Local Data Becomes ‘Hyperlocal’

THE more specific the facts an agent has at his disposal — facts, for instance, about what has sold just down the street, and for how much, and how long it took — the likelier he will probably be to persuade a seller to set a realistic price. Therein lies the usefulness of data-packed Web sites like Zillow, Trulia and Streeteasy, which can be mined by the tech-savvy for the level of detail that will be most persuasive to their clients.

But what if you weren’t all that tech-savvy, and could rely instead on a program customized for your area, providing data that allowed you to measure your client’s house against others in a particular area, school district or street — and to share the results with your client on the spot?

Blossom Vernon, an agent with Jordan Baris Realtors in West Orange, said she was recently called in by a Maplewood seller who had listed her home with another agency for six months with no activity. “We sat down with my laptop,” Ms. Vernon said, “and I showed her that her home had been significantly overpriced, at over $499,000.

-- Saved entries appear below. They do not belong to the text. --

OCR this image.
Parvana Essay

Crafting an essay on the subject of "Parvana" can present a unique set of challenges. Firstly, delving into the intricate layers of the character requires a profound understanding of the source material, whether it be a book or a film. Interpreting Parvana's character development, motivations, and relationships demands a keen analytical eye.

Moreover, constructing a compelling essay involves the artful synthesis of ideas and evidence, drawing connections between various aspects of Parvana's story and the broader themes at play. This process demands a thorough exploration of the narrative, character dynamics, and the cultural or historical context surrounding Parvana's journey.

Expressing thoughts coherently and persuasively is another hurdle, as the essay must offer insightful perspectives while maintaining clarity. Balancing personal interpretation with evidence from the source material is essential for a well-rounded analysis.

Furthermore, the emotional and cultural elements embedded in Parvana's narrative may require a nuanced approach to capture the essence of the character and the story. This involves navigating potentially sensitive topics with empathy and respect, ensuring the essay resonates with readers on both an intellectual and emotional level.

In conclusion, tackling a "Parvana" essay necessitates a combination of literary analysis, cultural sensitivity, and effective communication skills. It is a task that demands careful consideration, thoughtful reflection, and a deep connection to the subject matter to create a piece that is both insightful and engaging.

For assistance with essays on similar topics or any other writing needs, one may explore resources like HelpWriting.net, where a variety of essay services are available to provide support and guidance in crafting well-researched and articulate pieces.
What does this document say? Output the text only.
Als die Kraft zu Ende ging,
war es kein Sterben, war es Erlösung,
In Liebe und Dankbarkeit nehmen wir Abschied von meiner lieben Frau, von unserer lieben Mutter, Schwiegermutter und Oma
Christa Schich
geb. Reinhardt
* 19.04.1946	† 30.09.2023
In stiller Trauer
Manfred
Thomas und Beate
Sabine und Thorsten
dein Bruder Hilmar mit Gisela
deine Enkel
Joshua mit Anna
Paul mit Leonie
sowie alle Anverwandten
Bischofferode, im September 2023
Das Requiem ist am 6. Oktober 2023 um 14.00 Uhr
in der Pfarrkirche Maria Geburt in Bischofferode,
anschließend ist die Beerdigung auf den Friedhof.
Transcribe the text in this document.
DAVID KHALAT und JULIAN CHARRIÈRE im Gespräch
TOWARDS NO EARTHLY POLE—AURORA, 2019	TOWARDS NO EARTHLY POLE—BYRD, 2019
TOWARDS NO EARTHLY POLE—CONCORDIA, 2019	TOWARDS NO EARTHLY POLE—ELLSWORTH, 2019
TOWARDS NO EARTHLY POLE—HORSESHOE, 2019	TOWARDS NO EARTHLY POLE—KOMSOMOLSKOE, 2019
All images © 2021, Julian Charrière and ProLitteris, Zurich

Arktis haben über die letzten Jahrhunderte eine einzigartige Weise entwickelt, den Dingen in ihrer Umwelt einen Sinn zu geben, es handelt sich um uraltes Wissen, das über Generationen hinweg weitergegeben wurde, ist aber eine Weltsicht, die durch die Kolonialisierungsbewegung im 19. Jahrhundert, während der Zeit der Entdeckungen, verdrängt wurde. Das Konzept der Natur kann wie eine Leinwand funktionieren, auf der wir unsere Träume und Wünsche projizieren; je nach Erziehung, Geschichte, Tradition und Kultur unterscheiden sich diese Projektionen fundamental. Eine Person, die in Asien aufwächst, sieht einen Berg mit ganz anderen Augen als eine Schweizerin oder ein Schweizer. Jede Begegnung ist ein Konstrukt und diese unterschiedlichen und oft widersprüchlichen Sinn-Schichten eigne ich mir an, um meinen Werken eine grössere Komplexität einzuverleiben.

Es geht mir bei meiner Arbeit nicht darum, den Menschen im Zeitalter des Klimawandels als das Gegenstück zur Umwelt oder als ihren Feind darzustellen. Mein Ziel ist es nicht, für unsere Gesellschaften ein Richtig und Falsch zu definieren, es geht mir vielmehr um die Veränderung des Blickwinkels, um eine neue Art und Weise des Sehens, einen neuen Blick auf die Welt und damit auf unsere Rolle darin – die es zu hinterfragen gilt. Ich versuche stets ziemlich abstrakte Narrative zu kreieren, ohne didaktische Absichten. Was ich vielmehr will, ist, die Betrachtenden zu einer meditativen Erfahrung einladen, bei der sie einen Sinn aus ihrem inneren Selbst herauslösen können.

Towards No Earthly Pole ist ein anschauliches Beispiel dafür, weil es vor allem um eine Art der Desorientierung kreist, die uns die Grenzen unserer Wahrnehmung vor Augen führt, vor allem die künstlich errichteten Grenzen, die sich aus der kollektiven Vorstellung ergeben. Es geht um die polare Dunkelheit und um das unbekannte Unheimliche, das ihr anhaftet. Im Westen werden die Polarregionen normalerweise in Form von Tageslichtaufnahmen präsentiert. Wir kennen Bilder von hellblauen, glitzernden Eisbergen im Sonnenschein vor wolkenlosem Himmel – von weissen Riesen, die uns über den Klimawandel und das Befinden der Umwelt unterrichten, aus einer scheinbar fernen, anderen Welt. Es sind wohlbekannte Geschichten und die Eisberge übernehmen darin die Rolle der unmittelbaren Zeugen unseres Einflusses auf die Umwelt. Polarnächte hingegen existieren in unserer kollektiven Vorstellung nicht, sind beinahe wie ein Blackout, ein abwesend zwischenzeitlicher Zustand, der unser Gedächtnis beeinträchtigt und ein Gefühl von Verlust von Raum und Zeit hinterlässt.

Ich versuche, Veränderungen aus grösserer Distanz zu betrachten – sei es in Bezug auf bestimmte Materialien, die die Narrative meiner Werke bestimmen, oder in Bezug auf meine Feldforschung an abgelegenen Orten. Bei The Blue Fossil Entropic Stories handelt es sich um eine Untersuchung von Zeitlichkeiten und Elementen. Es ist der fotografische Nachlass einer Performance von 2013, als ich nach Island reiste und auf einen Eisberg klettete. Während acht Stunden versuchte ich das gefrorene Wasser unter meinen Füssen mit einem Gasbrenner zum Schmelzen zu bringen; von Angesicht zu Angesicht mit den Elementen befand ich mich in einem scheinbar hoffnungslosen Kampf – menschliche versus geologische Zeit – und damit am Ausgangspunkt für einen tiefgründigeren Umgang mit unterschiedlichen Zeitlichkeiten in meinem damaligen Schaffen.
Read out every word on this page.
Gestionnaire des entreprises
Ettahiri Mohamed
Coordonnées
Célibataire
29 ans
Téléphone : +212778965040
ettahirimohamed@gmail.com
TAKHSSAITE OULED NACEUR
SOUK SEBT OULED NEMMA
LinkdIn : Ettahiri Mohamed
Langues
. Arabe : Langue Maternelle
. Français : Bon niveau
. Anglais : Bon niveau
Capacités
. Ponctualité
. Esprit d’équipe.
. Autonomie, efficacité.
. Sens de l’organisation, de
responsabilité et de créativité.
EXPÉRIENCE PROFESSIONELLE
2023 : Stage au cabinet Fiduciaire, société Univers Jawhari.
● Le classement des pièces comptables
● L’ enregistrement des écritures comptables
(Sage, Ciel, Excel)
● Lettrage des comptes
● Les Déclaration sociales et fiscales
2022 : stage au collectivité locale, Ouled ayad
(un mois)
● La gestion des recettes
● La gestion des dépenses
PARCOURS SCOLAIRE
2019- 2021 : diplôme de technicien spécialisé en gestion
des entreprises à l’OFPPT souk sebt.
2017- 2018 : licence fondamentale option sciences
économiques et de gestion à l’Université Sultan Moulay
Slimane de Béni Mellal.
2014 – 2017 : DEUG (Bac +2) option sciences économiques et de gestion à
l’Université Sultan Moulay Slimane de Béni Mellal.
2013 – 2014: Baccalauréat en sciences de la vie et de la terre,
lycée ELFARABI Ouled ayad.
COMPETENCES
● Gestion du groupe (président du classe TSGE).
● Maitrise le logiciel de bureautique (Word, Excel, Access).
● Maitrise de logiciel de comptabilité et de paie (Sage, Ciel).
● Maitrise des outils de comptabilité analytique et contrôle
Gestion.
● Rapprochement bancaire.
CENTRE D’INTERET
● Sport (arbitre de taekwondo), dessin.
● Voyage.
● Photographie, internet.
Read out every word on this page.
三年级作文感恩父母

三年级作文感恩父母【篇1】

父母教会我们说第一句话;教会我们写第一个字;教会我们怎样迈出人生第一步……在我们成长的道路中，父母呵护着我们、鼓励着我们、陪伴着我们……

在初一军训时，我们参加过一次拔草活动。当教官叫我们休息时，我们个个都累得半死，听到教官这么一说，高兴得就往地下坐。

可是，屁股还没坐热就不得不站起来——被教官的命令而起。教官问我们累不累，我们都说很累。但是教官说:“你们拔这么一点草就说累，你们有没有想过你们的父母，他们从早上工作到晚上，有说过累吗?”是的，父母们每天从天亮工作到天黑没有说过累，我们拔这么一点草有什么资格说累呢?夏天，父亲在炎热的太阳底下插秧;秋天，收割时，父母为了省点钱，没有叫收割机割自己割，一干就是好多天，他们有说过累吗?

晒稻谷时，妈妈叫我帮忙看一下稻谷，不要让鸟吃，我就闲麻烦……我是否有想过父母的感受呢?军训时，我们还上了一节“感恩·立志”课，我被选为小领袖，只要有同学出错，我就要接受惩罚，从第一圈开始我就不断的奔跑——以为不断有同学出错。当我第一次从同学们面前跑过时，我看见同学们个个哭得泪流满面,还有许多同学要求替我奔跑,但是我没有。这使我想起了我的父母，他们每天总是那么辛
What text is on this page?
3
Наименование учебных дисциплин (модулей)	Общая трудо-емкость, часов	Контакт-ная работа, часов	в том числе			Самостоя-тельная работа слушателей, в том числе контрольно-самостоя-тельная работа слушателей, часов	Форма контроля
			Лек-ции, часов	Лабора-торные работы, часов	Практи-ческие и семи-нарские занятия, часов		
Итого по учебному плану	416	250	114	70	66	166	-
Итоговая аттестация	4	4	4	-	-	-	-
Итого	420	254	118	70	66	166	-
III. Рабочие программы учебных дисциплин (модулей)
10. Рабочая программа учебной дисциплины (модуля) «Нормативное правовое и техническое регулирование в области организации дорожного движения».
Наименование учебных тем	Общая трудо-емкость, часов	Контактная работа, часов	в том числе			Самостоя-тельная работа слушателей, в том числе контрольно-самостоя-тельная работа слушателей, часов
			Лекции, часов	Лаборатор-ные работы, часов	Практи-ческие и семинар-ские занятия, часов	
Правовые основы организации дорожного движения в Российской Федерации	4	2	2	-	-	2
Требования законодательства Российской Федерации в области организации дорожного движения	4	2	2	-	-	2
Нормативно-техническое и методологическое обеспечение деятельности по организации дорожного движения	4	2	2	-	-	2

“Based on what she saw on the screen, we very quickly set an asking price of $432,000,” Ms. Vernon added. “The house went under contract for $425,000 within six days.”

What Ms. Vernon and her client saw on the screen had been generated by a program customized for the Baris agency with hyperlocal real estate data. The final $425,000 sale price on the client’s house, coming in at 98 percent of the list price, turned out to jibe perfectly with the program’s estimate of what a house in this price range in this district would bring within the first 30 days on the market.

“It allows our agents to do hyperlocal analytics with a few clicks on the screen of their phone or their laptop or tablet, right there in real time, while they are sitting on a client’s sofa or driving around a neighborhood looking at houses on the market,” said Ken Baris, the agency’s president.

The program, called Advantage, was created by his brother Russ, a Web technology specialist in Connecticut, from data including automatic weekly updates by the Multiple Listing Service, “cleansed” of misspellings, typos and errant numbers that can contaminate results.

It makes use of so-called cloud computing technology, which stores a specific collection of data on a remote computer and makes it accessible to everyone in a given group — in this case the brokers who work for Baris.

“When you go to discuss a list price with a client, and you show them this,” said Jose Alduende, a vice president of Jordan Baris, “they don’t fight about price. It’s amazing, they just don’t fight.”

One afternoon last month Ken Baris provided an impromptu demonstration on his cellphone. Asked to pick a random Baris listing in a given town — Morris Township — he selected 5 Dorothy Drive, which has been on the market since July 3, and is now priced at $428,000.

Within seconds, he produced screenfuls of market data concerning the neighborhood (Burnham Park) and the school district (Hillcrest/Hamilton) for houses in the $400,000-to-$599,000 range:

¶90 listings were active; 202 homes had been listed in the last 12 months.

¶47 percent of total listings had sold or were under contract.

¶The average sale price had been holding steady over the last 30 days at $481,617.

¶The average number of days a house had spent on the market was down 3 percent, to 74 days.

¶Houses had sold for 94 percent of list price, on average.

¶15 percent of listed homes — 31 houses — had sold in the first 30 days. Of those, 16 percent (5 homes), had sold above list price.

Mr. Baris says he is so enthusiastic about what the Advantage program can do that he has decided not to sell rights to use it to any competing agency in New Jersey — although he has made presentations about its potential at a National Association of Realtors convention.

Earlier this year, he did make a deal with Coach Realtors of Long Island, a firm with more than 600 agents, which is now using its own customized version of the program. “We have a lot of tools for our agents to use, in fact probably more tools on the shelf and in our toolbox than we can use all the time,” said Coach’s broker/owner, Georgianna Finn. “But when I looked at this program, it provides data in a way no other program does — very, very local and very, very specific.”

Mrs. Finn said that she realized the program was likely to be “picked up and reinvented” by some other company, since “that is the way it happens in the world of technology development.”

“Right now, however, our agents have something no other agents have,” she said.

Other brokers and agencies said they could not assess the Jordan Baris Advantage program because they had not seen it in action. But Perri K. Feldman, an agent with Keller Williams based in Livingston, was one of several brokers — among them a short-sale specialist — who pointed out one obvious flaw: Multiple listing statistics don’t ordinarily specify whether a property is a short sale, a foreclosure, or an estate sales, and analyses based on that data will therefore not specify either. (Mr. Baris conceded that this was true.)

At the Coldwell Banker agency, which is part of the national real estate conglomerate NRT, a technology specialist named Monty D. Smith said he was experimenting with cloud computing technology on a proprietary system that would “put the entire real estate transaction process online.”

Imagine, Mr. Smith said, a transaction in which there were “no paper documents, no need to store the documents for years at agency offices. All parties to a transaction would be able to sign in at any time to check on the status of any part of the transaction, and take necessary actions to move the procedure along.”

“This project is not about marketing real estate,” Mr. Smith said, “but it could improve and speed up the process in revolutionary ways.”